To all my readers who are CERT members - remember, even if you are not called out by your respective Office of Emergency Management, you have been trained and are expected to care of yourself and your family and those in your immediate neighborhood.  Do what you can, without putting yourself in danger, and you just might be able to spare your town's First Responders some time and resources.

72 de Larry W2LJ
QRP - When you care to send the very least!

Tuesday, September 05, 2017

An addition

I was surprised to come home from work last Friday evening to see a small package sitting on the front steps.  It was small, but yet a little too big to fit into the mailbox. I haven't purchased anything lately, so I figured it was something for either my wife Marianne, or perhaps for my daughter Cara, or my son Joseph.

But no, it was addressed to me; and when I looked at the return address, I saw that it was a package from my good friend and Ham Radio mentor, W3BBO. I opened the package like a kid opening presents on Christmas morning.  When I opened the box I was able to detect a whiff of "fresh paint" smell. Oh goody, a homebrew project!


It turned out to be a home made DC Voltage monitor, manufactured from a voltage display that Bob had picked up at a local Hamfest, near his home in Erie, PA.  We either spoke about this topic, and my need for such a device during one of our weekly Saturday chats, or Bob is a talented mind reader!

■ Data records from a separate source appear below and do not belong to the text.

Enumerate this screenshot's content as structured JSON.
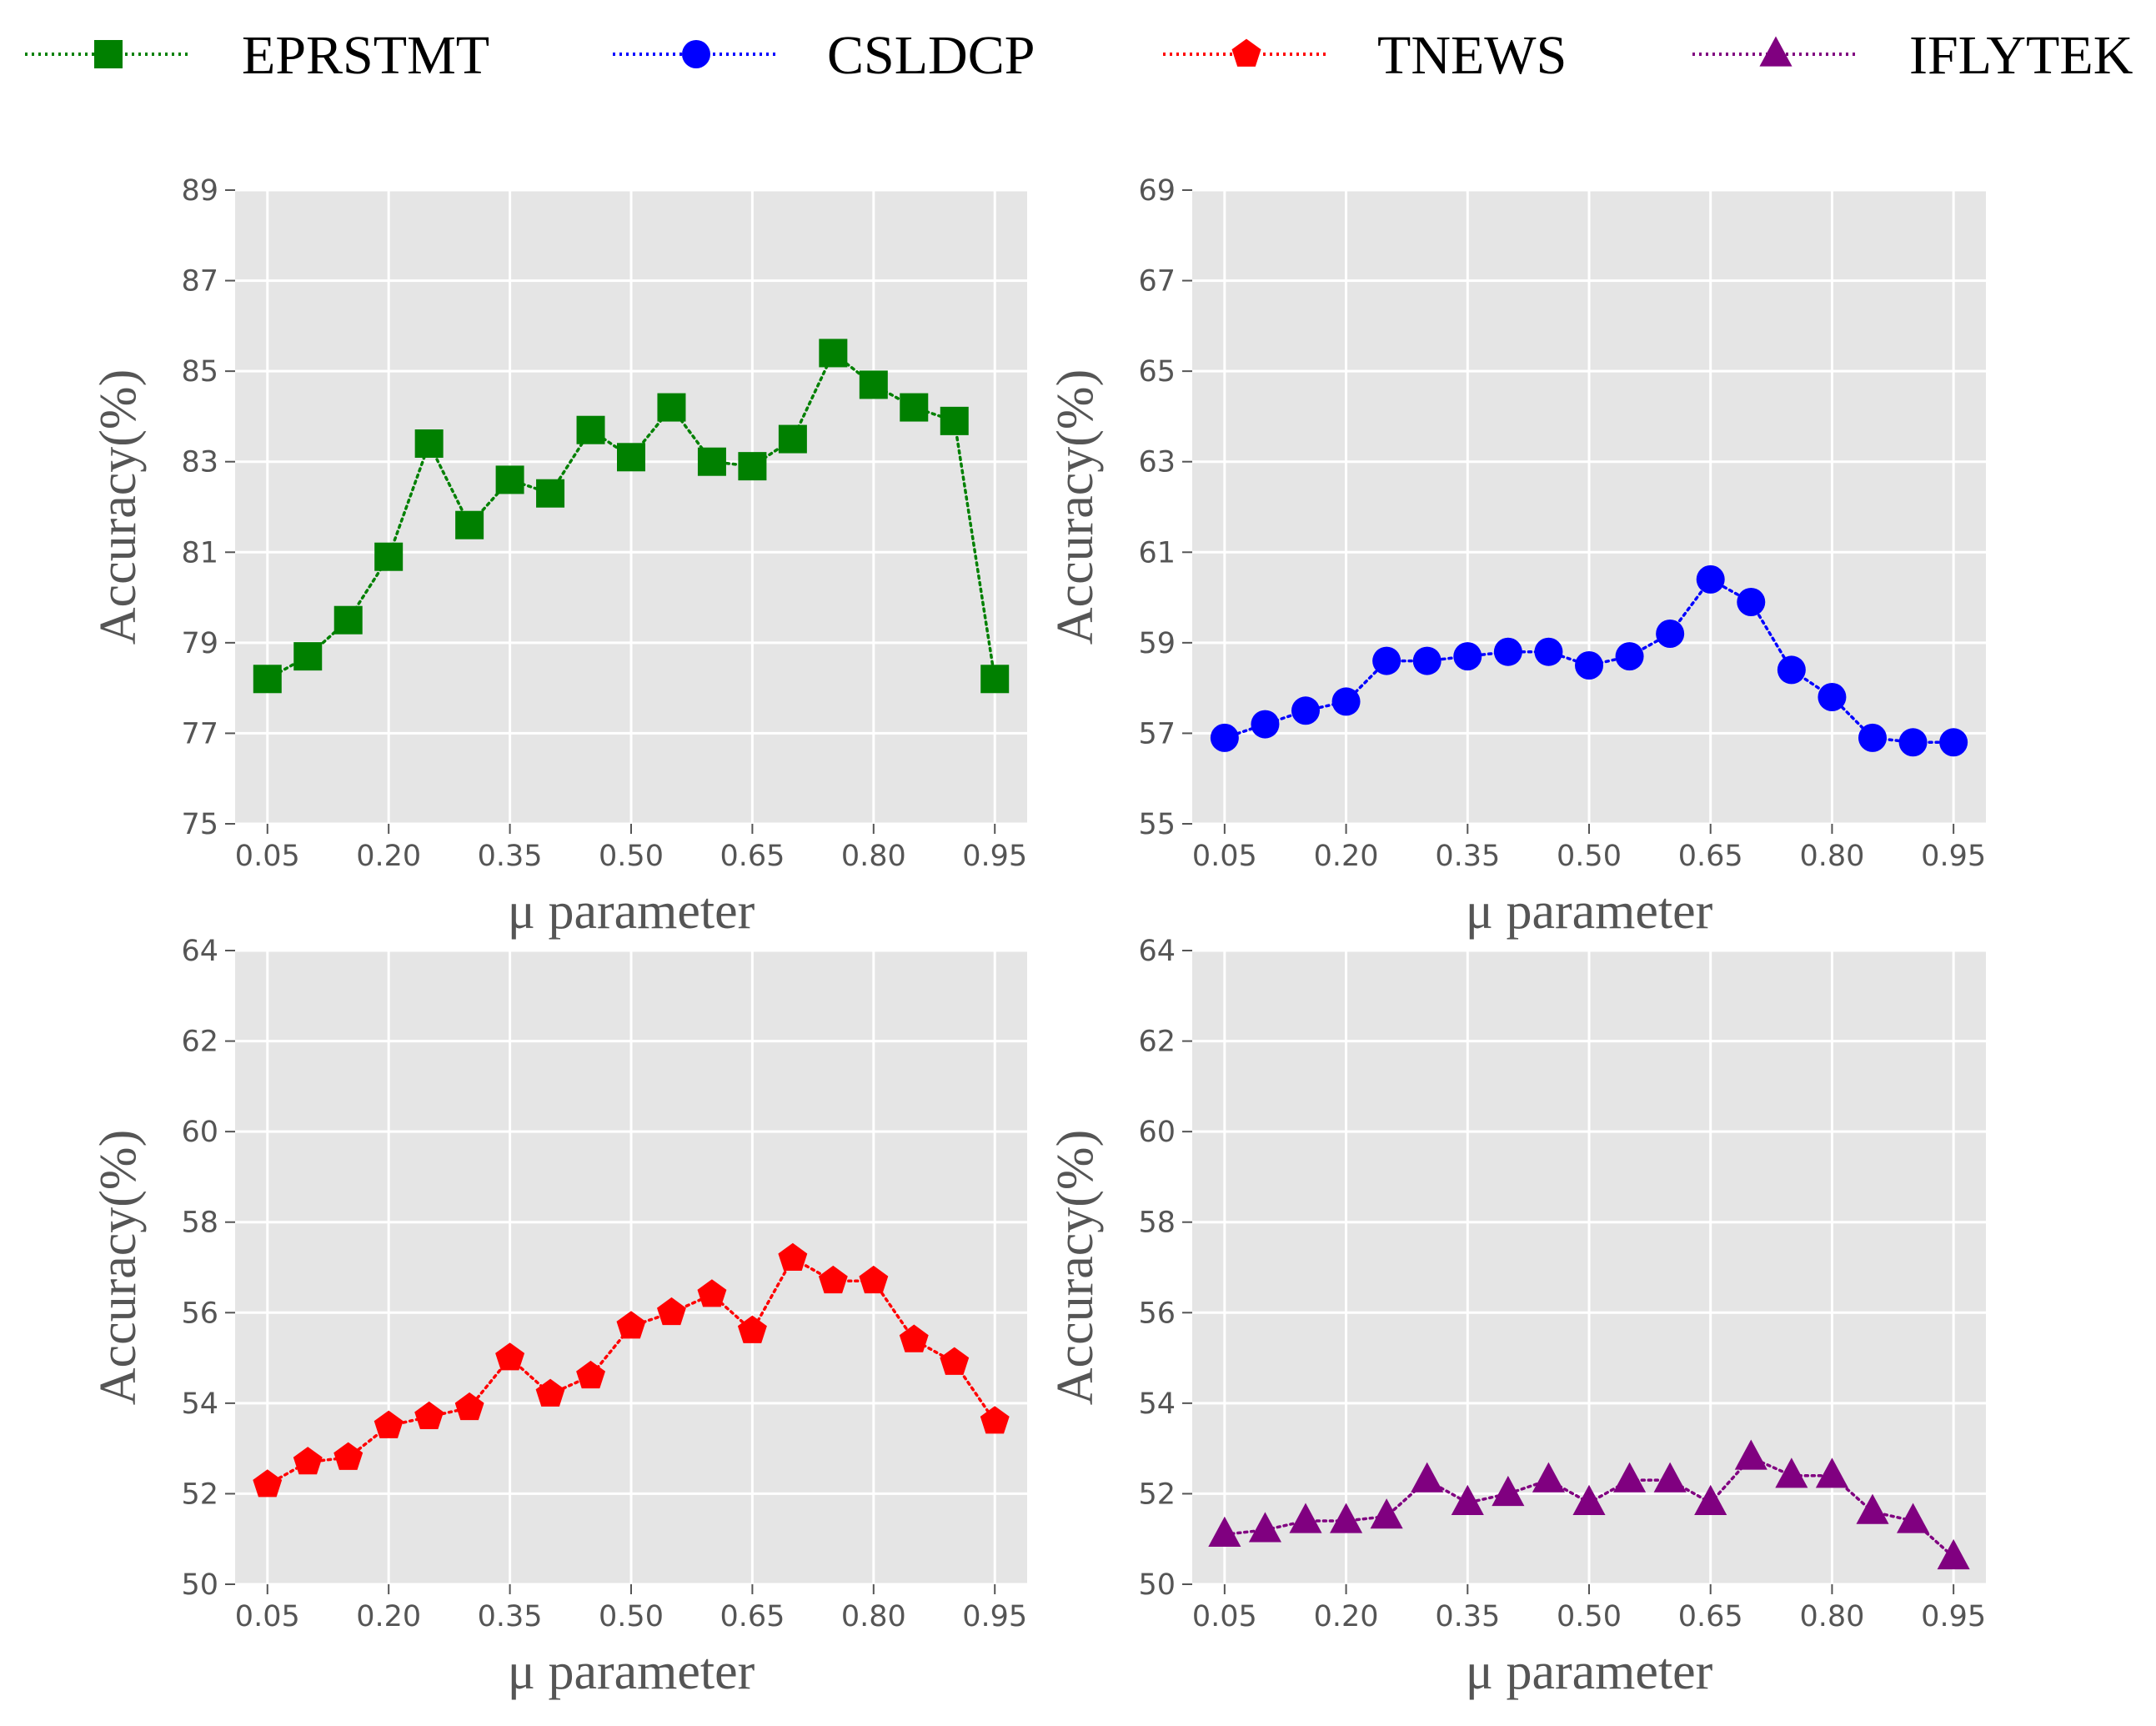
{
  "legend": [
    {
      "label": "EPRSTMT",
      "color": "#008000",
      "marker": "square"
    },
    {
      "label": "CSLDCP",
      "color": "#0000ff",
      "marker": "circle"
    },
    {
      "label": "TNEWS",
      "color": "#ff0000",
      "marker": "pentagon"
    },
    {
      "label": "IFLYTEK",
      "color": "#800080",
      "marker": "triangle"
    }
  ],
  "chart_data": [
    {
      "type": "line",
      "series_name": "EPRSTMT",
      "color": "#008000",
      "marker": "square",
      "xlabel": "μ parameter",
      "ylabel": "Accuracy(%)",
      "x": [
        0.05,
        0.1,
        0.15,
        0.2,
        0.25,
        0.3,
        0.35,
        0.4,
        0.45,
        0.5,
        0.55,
        0.6,
        0.65,
        0.7,
        0.75,
        0.8,
        0.85,
        0.9,
        0.95
      ],
      "values": [
        78.2,
        78.7,
        79.5,
        80.9,
        83.4,
        81.6,
        82.6,
        82.3,
        83.7,
        83.1,
        84.2,
        83.0,
        82.9,
        83.5,
        85.4,
        84.7,
        84.2,
        83.9,
        78.2
      ],
      "xlim": [
        0.01,
        0.99
      ],
      "ylim": [
        75,
        89
      ],
      "xticks": [
        "0.05",
        "0.20",
        "0.35",
        "0.50",
        "0.65",
        "0.80",
        "0.95"
      ],
      "yticks": [
        "75",
        "77",
        "79",
        "81",
        "83",
        "85",
        "87",
        "89"
      ],
      "grid": true
    },
    {
      "type": "line",
      "series_name": "CSLDCP",
      "color": "#0000ff",
      "marker": "circle",
      "xlabel": "μ parameter",
      "ylabel": "Accuracy(%)",
      "x": [
        0.05,
        0.1,
        0.15,
        0.2,
        0.25,
        0.3,
        0.35,
        0.4,
        0.45,
        0.5,
        0.55,
        0.6,
        0.65,
        0.7,
        0.75,
        0.8,
        0.85,
        0.9,
        0.95
      ],
      "values": [
        56.9,
        57.2,
        57.5,
        57.7,
        58.6,
        58.6,
        58.7,
        58.8,
        58.8,
        58.5,
        58.7,
        59.2,
        60.4,
        59.9,
        58.4,
        57.8,
        56.9,
        56.8,
        56.8
      ],
      "xlim": [
        0.01,
        0.99
      ],
      "ylim": [
        55,
        69
      ],
      "xticks": [
        "0.05",
        "0.20",
        "0.35",
        "0.50",
        "0.65",
        "0.80",
        "0.95"
      ],
      "yticks": [
        "55",
        "57",
        "59",
        "61",
        "63",
        "65",
        "67",
        "69"
      ],
      "grid": true
    },
    {
      "type": "line",
      "series_name": "TNEWS",
      "color": "#ff0000",
      "marker": "pentagon",
      "xlabel": "μ parameter",
      "ylabel": "Accuracy(%)",
      "x": [
        0.05,
        0.1,
        0.15,
        0.2,
        0.25,
        0.3,
        0.35,
        0.4,
        0.45,
        0.5,
        0.55,
        0.6,
        0.65,
        0.7,
        0.75,
        0.8,
        0.85,
        0.9,
        0.95
      ],
      "values": [
        52.2,
        52.7,
        52.8,
        53.5,
        53.7,
        53.9,
        55.0,
        54.2,
        54.6,
        55.7,
        56.0,
        56.4,
        55.6,
        57.2,
        56.7,
        56.7,
        55.4,
        54.9,
        53.6
      ],
      "xlim": [
        0.01,
        0.99
      ],
      "ylim": [
        50,
        64
      ],
      "xticks": [
        "0.05",
        "0.20",
        "0.35",
        "0.50",
        "0.65",
        "0.80",
        "0.95"
      ],
      "yticks": [
        "50",
        "52",
        "54",
        "56",
        "58",
        "60",
        "62",
        "64"
      ],
      "grid": true
    },
    {
      "type": "line",
      "series_name": "IFLYTEK",
      "color": "#800080",
      "marker": "triangle",
      "xlabel": "μ parameter",
      "ylabel": "Accuracy(%)",
      "x": [
        0.05,
        0.1,
        0.15,
        0.2,
        0.25,
        0.3,
        0.35,
        0.4,
        0.45,
        0.5,
        0.55,
        0.6,
        0.65,
        0.7,
        0.75,
        0.8,
        0.85,
        0.9,
        0.95
      ],
      "values": [
        51.1,
        51.2,
        51.4,
        51.4,
        51.5,
        52.3,
        51.8,
        52.0,
        52.3,
        51.8,
        52.3,
        52.3,
        51.8,
        52.8,
        52.4,
        52.4,
        51.6,
        51.4,
        50.6
      ],
      "xlim": [
        0.01,
        0.99
      ],
      "ylim": [
        50,
        64
      ],
      "xticks": [
        "0.05",
        "0.20",
        "0.35",
        "0.50",
        "0.65",
        "0.80",
        "0.95"
      ],
      "yticks": [
        "50",
        "52",
        "54",
        "56",
        "58",
        "60",
        "62",
        "64"
      ],
      "grid": true
    }
  ]
}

Wow!  Adding mind reading to his impeccable talents as a master builder / home brewing craftsman is quite the combination.

This is just the addition that I was looking to cobble up myself for my portable ops battery box.  I know that I can monitor the input battery voltage on the main screen of my KX3; but I prefer having an off board meter.  I can keep a tab on things when I use my batteries as well as when I charge them.

This ammo box, that I purchased from Dick's Sporting Goods holds my PowerWerx deep cycle battery as well as a smaller 5Ah SLA.  The two plastic boxes hold a battery charger and the associated cables that I need to connect these babies up to the KX3.  Now Bob's DC Voltage Meter is a welcome addition that will reside in the same container.

Yesterday, Labor Day was spent performing CERT duties for our town. We host a parade in the morning, a big "lawn party" on the grounds of the Middle School in the afternoon and then a fireworks display in the evening.  Our duty was to aid the Police Dept with crowd control duties so that no onlookers would get hurt.

There was a break between the lawn party and the fireworks, so I went home to grab some dinner and relax for a bit. I grabbed my tablet to check out e-mail and to take a quick look at our town's Facebook page to see what the reactions were to the parade.  Most were positive; but a couple were quite negative.  To the naysayers, I suggested that perhaps they should join the Public Celebrations Committee and help make the parade better next year.  You would think that I had just announced that Santa Claus had been shot dead by the Easter Bunny!

It's really sad that often, the people who complain the loudest are also the least willing to roll up their sleeves to help make things better.  My Mom always said that there are some people who just aren't happy unless they're miserable.  I think she was right.

72 de Larry W2LJ
QRP - When you care to send the very least!